Abstract The Hedgehog (Hh) family of proteins plays important roles in the determination of neuronal cell fates and the maintenance of adult neural stem cell potentials. Previous studies and our preliminary results indicate that Sonic hedgehog (Shh) promotes retinal progenitor cell proliferation and affects specification of early born retinal neurons. However, the precise function of Hh signaling in mammalian photoreceptor cell development and survival is not well understood. The proposed research will use molecular genetic approaches to elucidate the roles of Hh signaling during mouse photoreceptor development and maintenance. The essential Hh receptor component Smoothened (Smo) will be eliminated by Cre/loxP recombination using transgenic mouse lines and retroviruses expressing Cre recombinase. The effects of disrupting Hh signaling on postnatal progenitor proliferation and cell fate commitment, and on photoreceptor differentiation and morphogenesis will be analyzed using molecular markers and electron microscopy. The roles of Hh signaling in photoreceptor maintenance and survival will be characterized by ablating the Smo gene or the Shh gene in the mature retina followed by functional and morphological analyses. Results of the proposed research will elucidate the function of an important signaling pathway in mammalian photoreceptor differentiation and survival. Moreover, these studies will provide new insights into mechanisms of photoreceptor degeneration and opportunities to develop novel therapies for combating retinal diseases.

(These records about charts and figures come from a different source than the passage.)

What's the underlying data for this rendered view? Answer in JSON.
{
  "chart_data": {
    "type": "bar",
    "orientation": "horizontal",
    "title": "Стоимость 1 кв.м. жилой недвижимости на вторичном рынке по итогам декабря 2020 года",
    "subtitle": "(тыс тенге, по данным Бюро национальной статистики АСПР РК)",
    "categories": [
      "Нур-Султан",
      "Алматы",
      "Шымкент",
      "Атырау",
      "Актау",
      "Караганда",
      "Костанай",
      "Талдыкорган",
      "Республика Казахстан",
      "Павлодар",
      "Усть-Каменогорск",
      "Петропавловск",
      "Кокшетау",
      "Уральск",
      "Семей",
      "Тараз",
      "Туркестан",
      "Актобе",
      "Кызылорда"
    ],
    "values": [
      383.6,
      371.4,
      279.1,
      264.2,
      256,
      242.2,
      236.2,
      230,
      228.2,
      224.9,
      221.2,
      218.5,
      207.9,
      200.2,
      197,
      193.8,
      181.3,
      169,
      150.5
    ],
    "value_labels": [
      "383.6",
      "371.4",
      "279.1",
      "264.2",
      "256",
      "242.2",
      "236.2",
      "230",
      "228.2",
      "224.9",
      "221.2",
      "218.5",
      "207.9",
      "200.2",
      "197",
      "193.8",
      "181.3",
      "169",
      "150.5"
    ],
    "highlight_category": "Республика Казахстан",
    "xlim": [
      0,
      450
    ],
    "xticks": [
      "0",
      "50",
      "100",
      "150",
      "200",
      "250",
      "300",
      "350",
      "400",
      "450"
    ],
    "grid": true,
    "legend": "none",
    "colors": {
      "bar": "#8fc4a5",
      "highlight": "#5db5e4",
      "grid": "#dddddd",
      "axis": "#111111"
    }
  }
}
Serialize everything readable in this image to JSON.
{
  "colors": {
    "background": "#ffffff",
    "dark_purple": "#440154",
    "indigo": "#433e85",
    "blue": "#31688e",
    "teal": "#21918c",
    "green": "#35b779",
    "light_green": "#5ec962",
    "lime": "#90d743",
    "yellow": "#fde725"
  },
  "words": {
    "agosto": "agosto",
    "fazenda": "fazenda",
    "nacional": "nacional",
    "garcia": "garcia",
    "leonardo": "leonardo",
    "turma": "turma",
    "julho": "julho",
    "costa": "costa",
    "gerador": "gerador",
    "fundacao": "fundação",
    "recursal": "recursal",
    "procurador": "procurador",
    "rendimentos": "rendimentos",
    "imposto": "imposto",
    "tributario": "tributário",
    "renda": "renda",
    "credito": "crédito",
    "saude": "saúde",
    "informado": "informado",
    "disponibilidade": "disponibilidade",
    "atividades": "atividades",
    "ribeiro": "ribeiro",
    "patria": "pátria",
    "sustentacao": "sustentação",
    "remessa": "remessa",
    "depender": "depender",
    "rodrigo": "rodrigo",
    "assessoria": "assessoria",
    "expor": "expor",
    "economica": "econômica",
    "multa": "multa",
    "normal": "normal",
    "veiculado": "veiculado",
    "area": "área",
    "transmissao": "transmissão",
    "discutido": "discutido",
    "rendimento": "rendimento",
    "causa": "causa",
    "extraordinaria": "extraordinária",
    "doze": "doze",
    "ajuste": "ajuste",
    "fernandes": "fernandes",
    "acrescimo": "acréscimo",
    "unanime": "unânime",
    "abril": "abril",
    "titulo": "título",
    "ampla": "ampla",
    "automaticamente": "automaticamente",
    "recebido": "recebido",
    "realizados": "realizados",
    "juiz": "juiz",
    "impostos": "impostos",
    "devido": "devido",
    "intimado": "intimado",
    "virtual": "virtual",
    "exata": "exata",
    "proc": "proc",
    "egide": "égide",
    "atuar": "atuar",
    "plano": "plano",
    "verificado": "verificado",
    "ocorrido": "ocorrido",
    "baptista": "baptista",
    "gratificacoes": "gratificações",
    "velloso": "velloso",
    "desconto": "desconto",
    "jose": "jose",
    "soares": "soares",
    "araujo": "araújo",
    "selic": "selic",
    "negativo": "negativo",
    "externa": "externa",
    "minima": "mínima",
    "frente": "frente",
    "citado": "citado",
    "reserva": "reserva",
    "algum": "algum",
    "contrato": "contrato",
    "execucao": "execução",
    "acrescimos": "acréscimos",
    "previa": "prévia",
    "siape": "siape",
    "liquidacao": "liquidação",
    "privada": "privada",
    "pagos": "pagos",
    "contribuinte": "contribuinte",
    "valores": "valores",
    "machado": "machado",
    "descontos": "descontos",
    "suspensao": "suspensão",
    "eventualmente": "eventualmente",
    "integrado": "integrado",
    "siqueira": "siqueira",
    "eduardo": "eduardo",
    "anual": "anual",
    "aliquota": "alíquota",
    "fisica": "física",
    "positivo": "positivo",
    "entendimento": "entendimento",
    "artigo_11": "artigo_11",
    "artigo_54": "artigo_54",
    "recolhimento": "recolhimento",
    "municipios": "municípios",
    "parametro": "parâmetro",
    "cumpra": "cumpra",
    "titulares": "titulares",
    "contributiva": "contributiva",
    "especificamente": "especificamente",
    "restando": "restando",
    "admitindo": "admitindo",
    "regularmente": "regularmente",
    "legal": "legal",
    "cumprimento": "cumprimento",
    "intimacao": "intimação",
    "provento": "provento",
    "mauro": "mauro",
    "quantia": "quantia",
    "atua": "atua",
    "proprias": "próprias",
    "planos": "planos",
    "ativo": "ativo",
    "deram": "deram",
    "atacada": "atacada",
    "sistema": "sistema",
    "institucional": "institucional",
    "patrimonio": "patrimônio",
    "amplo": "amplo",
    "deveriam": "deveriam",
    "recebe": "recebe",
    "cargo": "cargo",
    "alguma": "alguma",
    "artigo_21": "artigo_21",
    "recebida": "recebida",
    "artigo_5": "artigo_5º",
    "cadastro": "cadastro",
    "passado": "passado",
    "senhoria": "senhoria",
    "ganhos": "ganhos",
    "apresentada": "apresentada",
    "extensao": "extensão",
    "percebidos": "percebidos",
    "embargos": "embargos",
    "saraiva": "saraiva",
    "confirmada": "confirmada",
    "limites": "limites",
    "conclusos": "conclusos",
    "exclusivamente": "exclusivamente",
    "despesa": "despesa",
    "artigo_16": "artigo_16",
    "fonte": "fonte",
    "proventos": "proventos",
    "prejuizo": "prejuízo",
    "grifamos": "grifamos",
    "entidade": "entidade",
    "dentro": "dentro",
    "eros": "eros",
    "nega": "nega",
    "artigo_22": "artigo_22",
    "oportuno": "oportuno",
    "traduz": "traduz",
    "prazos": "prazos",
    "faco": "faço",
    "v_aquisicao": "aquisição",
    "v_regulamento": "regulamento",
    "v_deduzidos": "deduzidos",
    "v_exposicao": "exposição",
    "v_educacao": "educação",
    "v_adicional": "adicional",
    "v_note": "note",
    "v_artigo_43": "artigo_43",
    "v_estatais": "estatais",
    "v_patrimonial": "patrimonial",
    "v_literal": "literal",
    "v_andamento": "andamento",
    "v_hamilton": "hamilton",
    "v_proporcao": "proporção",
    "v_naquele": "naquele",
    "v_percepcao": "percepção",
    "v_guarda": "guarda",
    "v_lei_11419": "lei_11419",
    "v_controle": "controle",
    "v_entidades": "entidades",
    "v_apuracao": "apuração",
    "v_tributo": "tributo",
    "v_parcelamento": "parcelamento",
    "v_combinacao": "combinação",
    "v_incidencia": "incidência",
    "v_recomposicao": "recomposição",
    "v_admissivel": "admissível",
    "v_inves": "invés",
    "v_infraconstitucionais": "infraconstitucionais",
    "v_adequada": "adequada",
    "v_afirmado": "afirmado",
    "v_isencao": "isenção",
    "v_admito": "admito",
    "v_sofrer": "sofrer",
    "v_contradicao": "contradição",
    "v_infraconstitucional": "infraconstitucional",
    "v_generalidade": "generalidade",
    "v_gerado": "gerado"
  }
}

抽象的 刺猬（HH）蛋白质家族在确定神经元细胞命运中起着重要作用 以及维持成年神经干细胞电位。先前的研究和我们的初步结果 表明声音刺猬（SHH）促进视网膜祖细胞增殖并影响 早期出生的视网膜神经元的规范。但是，哺乳动物中HH信号的精确功能 感光细胞的发育和生存尚不清楚。拟议的研究将使用 分子遗传方法阐明HH信号在小鼠感光器中的作用 开发和维护。必需的HH受体成分平滑（SMO）是 使用表达CRE的转基因小鼠系和逆转录病毒通过CRE/LOXP重组消除 重组酶。破坏HH信号对产后祖细胞增殖和细胞命运的影响 将使用分子分析承诺，以及对光感受器的分化和形态发生 标记和电子显微镜。 HH信号在光感受器维持和生存中的作用 将在成熟的视网膜中消除SMO基因或SHH基因的特征 功能和形态分析。拟议的研究结果将阐明 哺乳动物光感受器分化和存活中的重要信号通路。而且， 这些研究将提供有关感光者变性机制的新见解和 开发新疗法来打击视网膜疾病的机会。